Kim insists that the percentage of revenues paradigm is the wrong way to view the company's research spending. "I'm not given a number. If we need to spend a large amount of money, we spend it," he says. "What we spend is $3 billion, and it's not as if I'm banging on Ray's door asking for more." Gilmartin concurs, insisting that Merck is spending wisely. "It's not the ratio that matters so much but growing it with sales," he says. "It's the absolute dollars that you spend and how productive you are."
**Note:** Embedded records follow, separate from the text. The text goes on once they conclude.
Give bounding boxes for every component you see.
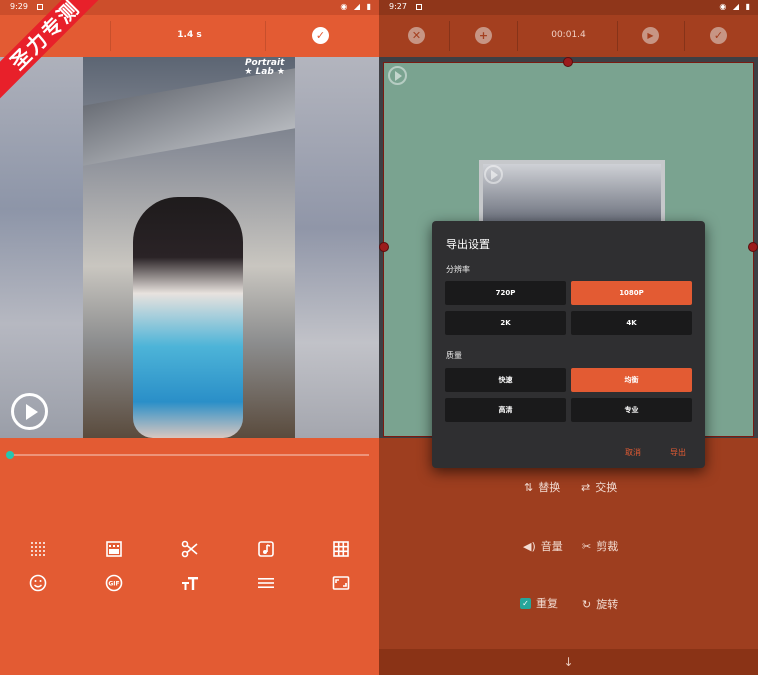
blurred-background-left <box>0 57 83 438</box>
repeat-label: 重复 <box>536 597 558 610</box>
svg-text:GIF: GIF <box>108 581 119 588</box>
clip-controls: ⇅ 替换 ⇄ 交换 ◀) 音量 ✂ 剪裁 ✓ 重复 ↻ 旋转 <box>379 438 758 649</box>
resolution-4k[interactable]: 4K <box>571 311 692 335</box>
music-note-icon[interactable] <box>256 539 276 559</box>
quality-label: 质量 <box>446 351 462 360</box>
confirm-check-icon[interactable]: ✓ <box>312 27 329 44</box>
gradient-icon[interactable] <box>104 539 124 559</box>
tools-area: GIF <box>0 438 379 675</box>
seek-thumb[interactable] <box>6 451 14 459</box>
grid-icon[interactable] <box>331 539 351 559</box>
notification-icon <box>416 4 422 10</box>
play-icon[interactable] <box>484 165 503 184</box>
text-size-icon[interactable] <box>180 573 200 593</box>
rotate-label: 旋转 <box>596 598 619 611</box>
repeat-toggle[interactable]: ✓ 重复 <box>520 595 558 611</box>
status-time: 9:29 <box>10 2 28 11</box>
top-toolbar: ✕ + 00:01.4 ▶ ✓ <box>379 15 758 57</box>
emoji-icon[interactable] <box>28 573 48 593</box>
swap-label: 交换 <box>595 481 618 494</box>
aspect-ratio-icon[interactable] <box>331 573 351 593</box>
resolution-720p[interactable]: 720P <box>445 281 566 305</box>
cancel-button[interactable]: 取消 <box>625 447 641 458</box>
status-bar: 9:27 ◉ ◢ ▮ <box>379 0 758 15</box>
play-icon[interactable] <box>11 393 48 430</box>
replace-button[interactable]: ⇅ 替换 <box>524 479 560 495</box>
resolution-label: 分辨率 <box>446 265 470 274</box>
volume-icon: ◀) <box>523 539 536 553</box>
seek-track[interactable] <box>10 454 369 456</box>
replace-icon: ⇅ <box>524 480 534 494</box>
swap-icon: ⇄ <box>581 480 591 494</box>
play-icon[interactable] <box>388 66 407 85</box>
resolution-2k[interactable]: 2K <box>445 311 566 335</box>
watermark-line2: ★ Lab ★ <box>244 67 285 77</box>
replace-label: 替换 <box>538 481 561 494</box>
checkbox-checked-icon[interactable]: ✓ <box>520 597 531 609</box>
crop-label: 剪裁 <box>596 540 619 553</box>
play-icon[interactable]: ▶ <box>642 27 659 44</box>
scissors-icon[interactable] <box>180 539 200 559</box>
resize-handle-left[interactable] <box>379 242 389 252</box>
status-icons: ◉ ◢ ▮ <box>340 2 373 11</box>
chevron-down-icon[interactable]: ↓ <box>563 655 573 669</box>
rotate-button[interactable]: ↻ 旋转 <box>582 596 618 612</box>
dots-grid-icon[interactable] <box>28 539 48 559</box>
resize-handle-top[interactable] <box>563 57 573 67</box>
crop-icon: ✂ <box>582 539 592 553</box>
quality-fast[interactable]: 快速 <box>445 368 566 392</box>
blurred-background-right <box>295 57 379 438</box>
editor-left-panel: 圣力专测 9:29 ◉ ◢ ▮ 1.4 s ✓ Portrait ★ Lab ★ <box>0 0 379 675</box>
gif-icon[interactable]: GIF <box>104 573 124 593</box>
playback-time: 00:01.4 <box>551 30 586 40</box>
export-settings-dialog: 导出设置 分辨率 720P 1080P 2K 4K 质量 快速 均衡 高清 专业… <box>432 221 705 468</box>
video-preview[interactable]: Portrait ★ Lab ★ <box>0 57 379 438</box>
notification-icon <box>37 4 43 10</box>
quality-balanced[interactable]: 均衡 <box>571 368 692 392</box>
confirm-check-icon[interactable]: ✓ <box>710 27 727 44</box>
status-time: 9:27 <box>389 2 407 11</box>
preview-photo: Portrait ★ Lab ★ <box>83 57 295 438</box>
lines-icon[interactable] <box>256 573 276 593</box>
rotate-icon: ↻ <box>582 597 592 611</box>
swap-button[interactable]: ⇄ 交换 <box>581 479 617 495</box>
quality-hd[interactable]: 高清 <box>445 398 566 422</box>
portrait-lab-watermark: Portrait ★ Lab ★ <box>244 59 285 77</box>
photo-subject <box>133 197 243 438</box>
photo-shelter-roof <box>83 68 295 166</box>
volume-label: 音量 <box>540 540 563 553</box>
status-icons: ◉ ◢ ▮ <box>719 2 752 11</box>
collapse-bar[interactable]: ↓ <box>379 649 758 675</box>
editor-right-panel: 9:27 ◉ ◢ ▮ ✕ + 00:01.4 ▶ ✓ ⇅ 替换 ⇄ 交换 ◀) … <box>379 0 758 675</box>
resize-handle-right[interactable] <box>748 242 758 252</box>
quality-pro[interactable]: 专业 <box>571 398 692 422</box>
resolution-1080p[interactable]: 1080P <box>571 281 692 305</box>
crop-button[interactable]: ✂ 剪裁 <box>582 538 618 554</box>
export-button[interactable]: 导出 <box>670 447 686 458</box>
volume-button[interactable]: ◀) 音量 <box>523 538 563 554</box>
dialog-title: 导出设置 <box>446 238 490 251</box>
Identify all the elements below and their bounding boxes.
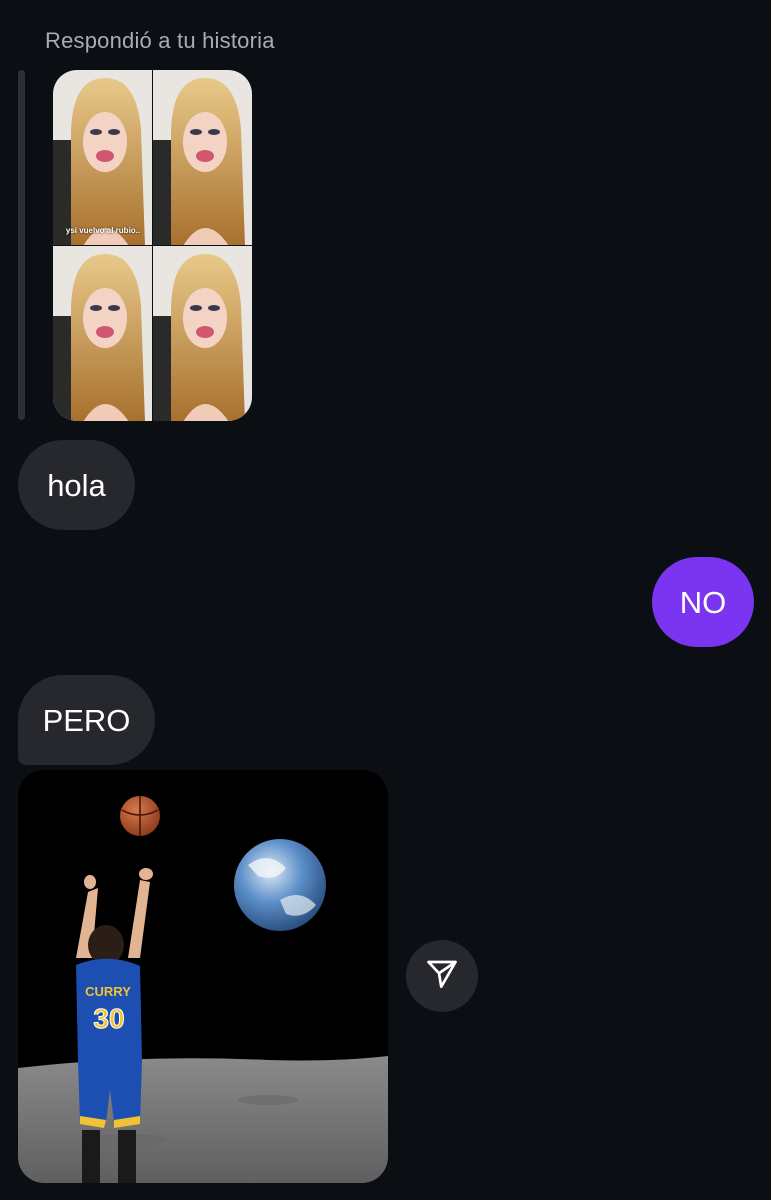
reply-quote-bar [18,70,25,420]
message-bubble-outgoing[interactable]: NO [652,557,754,647]
share-button[interactable] [406,940,478,1012]
message-text: NO [679,584,727,620]
message-text: PERO [42,702,131,738]
message-bubble-incoming[interactable]: PERO [18,675,155,765]
paper-plane-icon [424,956,460,997]
image-message[interactable]: CURRY 30 [18,770,388,1183]
jersey-number: 30 [93,1003,124,1034]
message-text: hola [47,467,106,503]
story-image [53,70,252,421]
moon-basketball-image: CURRY 30 [18,770,388,1183]
story-caption: ysi vuelvo al rubio.. [65,226,141,235]
message-bubble-incoming[interactable]: hola [18,440,135,530]
jersey-name: CURRY [85,984,131,999]
chat-thread: Respondió a tu historia ysi vuelvo al ru… [0,0,771,1200]
story-thumbnail[interactable]: ysi vuelvo al rubio.. [53,70,252,421]
story-reply-label: Respondió a tu historia [45,28,275,53]
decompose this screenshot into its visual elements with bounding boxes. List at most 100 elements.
What about a merger as a cure for what ails Merck? Gilmartin has been a vocal detractor of what he calls "disruptive" mega-mergers such as the ones in the late '90s that beefed up Pfizer and created GlaxoSmithKline. "I've been clear about this," he says. "If you subject Merck to a large-scale merger, does it really contribute to long-term growth and long-term pipeline? No. It's good for short-term cost cutting." He's probably right. At Pfizer, for instance, mergers with Warner Lambert and Pharmacia have given the company blockbuster drugs Lipitor and Celebrex and allowed it to eke out some efficiencies--and may have contributed to a modest rise in the stock price--but they haven't made Pfizer's own labs any more effective at discovering new drugs.

As Merck's troubles have grown, rumors that Merck's board will force Gilmartin into early retirement are swirling around Wall Street and even within Merck. But that isn't likely. Gilmartin is determined to ride out his last two years and help the board choose a successor. He says he believes he can help the company. To his credit, he has made some smart moves. He is forging more joint venture alliances: Merck licensed chemical compounds from 47 small biotech firms in 2003, up from ten such deals in 1999. And he instituted a long-overdue distribution program that prevents wholesalers from stocking up on Merck products before a price increase. More to the point, Merck's board unanimously supports Gilmartin. "Ray is a very clear-thinking, straight person. He really understands the business and the industry and the needs that Merck has," says William Bowen, president of the Andrew Mellon Foundation and a Merck board member since 1986. "The board has never questioned that."

What the board should be questioning is whether Merck is doing enough--however long Gilmartin stays--to address its main problem: its culture of scientific arrogance. The world has changed, and Merck hasn't changed with it. The time to start is now.